Before he can answer, the shadow of another person’s body looms over theirs, and Grace’s posture straightens as she looks over at Nickel.

“What are you doing?” But he’s not looking at her—he’s glaring at Kolten. 

Again: if Kolten senses Nickel’s irritability, he doesn’t comment on it. “Just on my way for some tesserae.” 

“What does that have to do with Grace?”

“Nickel,” she demands, appalled by the hardness of his voice. “Kolten came into the apothecary the other week; I was just checking in on him after we ran into each other.”

Nickel’s arms tighten around her shoulders, his expression softening once he looks over at her. “Okay. Well, let’s go. We don’t want to be late to Tom and Blaine’s house.”

She can’t ignore the way Kolten’s brows escape all the way up his forehead. “The mayor lets you eat at his house?”

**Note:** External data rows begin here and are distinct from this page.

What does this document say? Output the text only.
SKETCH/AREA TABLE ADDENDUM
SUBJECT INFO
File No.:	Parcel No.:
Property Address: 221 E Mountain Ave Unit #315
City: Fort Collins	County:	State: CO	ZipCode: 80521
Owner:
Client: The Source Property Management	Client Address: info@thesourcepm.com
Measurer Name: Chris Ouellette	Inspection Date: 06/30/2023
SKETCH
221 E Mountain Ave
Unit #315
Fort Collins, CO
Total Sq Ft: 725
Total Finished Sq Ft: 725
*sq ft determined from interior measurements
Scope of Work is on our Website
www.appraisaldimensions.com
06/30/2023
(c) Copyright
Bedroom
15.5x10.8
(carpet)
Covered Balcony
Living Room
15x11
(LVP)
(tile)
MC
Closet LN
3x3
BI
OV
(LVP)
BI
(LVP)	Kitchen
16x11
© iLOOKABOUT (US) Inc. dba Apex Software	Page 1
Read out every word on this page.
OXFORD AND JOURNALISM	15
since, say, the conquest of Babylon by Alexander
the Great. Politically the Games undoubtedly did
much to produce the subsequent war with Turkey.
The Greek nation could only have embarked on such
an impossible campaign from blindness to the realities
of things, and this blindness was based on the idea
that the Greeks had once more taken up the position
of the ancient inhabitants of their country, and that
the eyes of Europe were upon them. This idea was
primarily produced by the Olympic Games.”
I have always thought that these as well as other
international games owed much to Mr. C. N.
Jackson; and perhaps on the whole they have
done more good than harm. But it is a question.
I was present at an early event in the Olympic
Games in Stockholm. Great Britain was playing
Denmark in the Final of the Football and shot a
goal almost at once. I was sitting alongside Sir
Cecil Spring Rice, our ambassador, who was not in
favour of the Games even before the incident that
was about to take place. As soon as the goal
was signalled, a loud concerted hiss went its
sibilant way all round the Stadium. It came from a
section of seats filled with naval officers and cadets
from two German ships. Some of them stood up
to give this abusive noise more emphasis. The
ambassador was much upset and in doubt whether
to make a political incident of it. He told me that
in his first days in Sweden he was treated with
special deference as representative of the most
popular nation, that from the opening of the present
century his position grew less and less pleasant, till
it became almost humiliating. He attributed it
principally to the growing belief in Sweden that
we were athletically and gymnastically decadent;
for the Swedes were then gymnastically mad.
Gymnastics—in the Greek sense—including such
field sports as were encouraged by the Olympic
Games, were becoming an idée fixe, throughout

Nickel laughs, and the same feeling—bothersome, burning—returns in Grace’s chest, and she expresses it through a glare in her boyfriend’s direction. His smile quickly fades as he explains himself. “We’re his sons’ friends. Of course we do.”

Grace feels her face heat up at the tone of Nickel’s voice alone, but Kolten doesn’t show any signs of embarrassment as he replies. “Still. I didn’t know he invites other district people over for dinner.”

“Do you want to come?”

For a moment, Grace gets the urge to look in the direction Nickel was facing—he looked absolutely flabbergasted— before she realizes that he’s looking at her, because she’s the one who asked the question.

Kolten’s reaction is much more relaxed as he waves his hand around as if he’s swatting at a fly. “As much as I’d like to see Undersee’s face, I couldn’t do that. I’ll stick to my rabbits. Domesticated, of course.”

Grace laughs. Nickel pulls her arm, and she shuffles to keep up with his pace as they walk to the mayor’s house.